Stop blocking students from living in city centers: Student assoc.
The association for student associations LKvV wrote a letter to Minister Kasja Ollongren of Home Affairs, demanding that she make sure there is enough housing for students in the centers of the student cities. “In all student cities in the Netherlands, the student population is the beating heart of the city. But municipalities are driving students out of the city by forcing them to look for housing outside the city center,” the association said.
According to the LKvV, the government created the National Student Housing Action Plan to reduce the shortage of student housing. As each city is different, space was left for customization by the municipality. But in practice, this means that municipalities are making it harder and harder to create student housing in city centers under the motto of “livability”, the LKvV said.
Last year Leiden made it more difficult to convert an independent home into a shared home, removing the possibility to create more student housing, LKvV said. Only 20 percent of housing in the center may now be inhabited by two or more students. Eindhoven has the “30 meter rule”, which says that a home cannot be split up for room rental if a similar rental property is within 30 meters. “Hundreds of students have already been forced out of their homes.”

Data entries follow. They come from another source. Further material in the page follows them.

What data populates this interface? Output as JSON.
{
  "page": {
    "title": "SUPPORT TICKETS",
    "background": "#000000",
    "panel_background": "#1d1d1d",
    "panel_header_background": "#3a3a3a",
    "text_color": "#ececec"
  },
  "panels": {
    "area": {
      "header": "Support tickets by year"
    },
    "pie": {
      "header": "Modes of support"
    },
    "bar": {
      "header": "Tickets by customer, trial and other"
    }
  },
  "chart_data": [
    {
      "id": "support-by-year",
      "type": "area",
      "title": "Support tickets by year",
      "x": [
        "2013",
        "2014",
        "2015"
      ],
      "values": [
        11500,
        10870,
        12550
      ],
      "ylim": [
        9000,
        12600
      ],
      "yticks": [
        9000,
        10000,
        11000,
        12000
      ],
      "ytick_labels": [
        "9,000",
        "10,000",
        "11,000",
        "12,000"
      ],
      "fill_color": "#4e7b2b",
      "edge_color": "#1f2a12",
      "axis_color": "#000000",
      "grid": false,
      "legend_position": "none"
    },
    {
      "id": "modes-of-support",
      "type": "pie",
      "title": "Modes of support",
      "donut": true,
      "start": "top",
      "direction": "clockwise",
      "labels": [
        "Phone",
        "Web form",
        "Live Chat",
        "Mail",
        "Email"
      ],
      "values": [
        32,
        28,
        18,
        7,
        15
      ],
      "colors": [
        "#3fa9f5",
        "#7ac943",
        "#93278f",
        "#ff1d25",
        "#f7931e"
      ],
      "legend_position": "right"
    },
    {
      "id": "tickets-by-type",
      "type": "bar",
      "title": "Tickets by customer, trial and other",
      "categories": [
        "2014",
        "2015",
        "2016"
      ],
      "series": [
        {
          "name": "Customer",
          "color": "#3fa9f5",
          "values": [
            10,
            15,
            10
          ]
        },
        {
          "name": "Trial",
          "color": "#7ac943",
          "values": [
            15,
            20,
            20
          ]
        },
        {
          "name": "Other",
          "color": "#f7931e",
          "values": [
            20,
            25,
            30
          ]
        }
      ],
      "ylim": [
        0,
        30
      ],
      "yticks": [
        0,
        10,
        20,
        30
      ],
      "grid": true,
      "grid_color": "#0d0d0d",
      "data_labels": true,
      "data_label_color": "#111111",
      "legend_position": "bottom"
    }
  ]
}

Amsterdam also wants to prevent the division of houses into rooms. Rotterdam wants to stop granting permits to student homes in neighborhoods for a year. “Similar policies are also being drawn up in the other municipalities in order to supposedly increase the ‘livability’,” the association said.

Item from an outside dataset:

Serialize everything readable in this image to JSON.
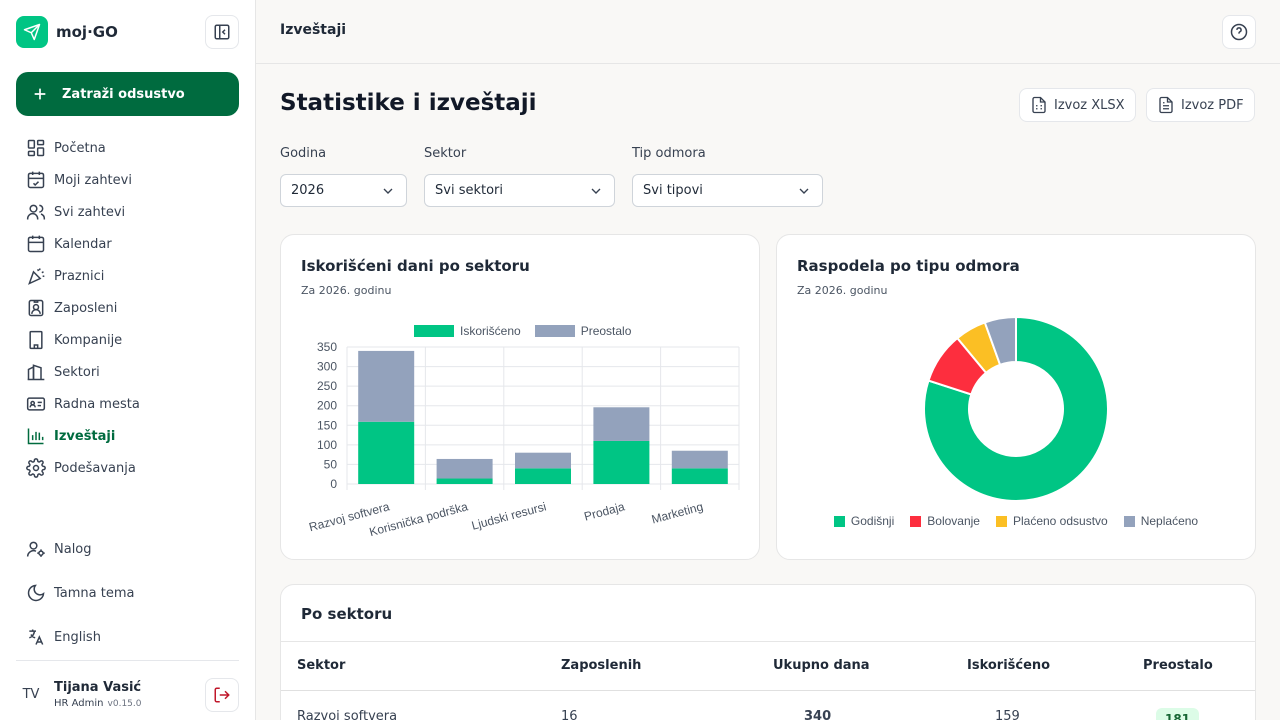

“We, the advocate for 48 student associations and more than 44 thousand students, demand that students must not lose the direct bond with their city and we want students to be treated like all other inner-city residents,” the LKvV said in its letter to Ollongren. “We call for student houses in the city center to be preserved and expanded, so that the city remains undivided. Students must not become passersby or foreign nationals in their own student city, but must live in the city with the local fishmonger and the bakery around the corner.”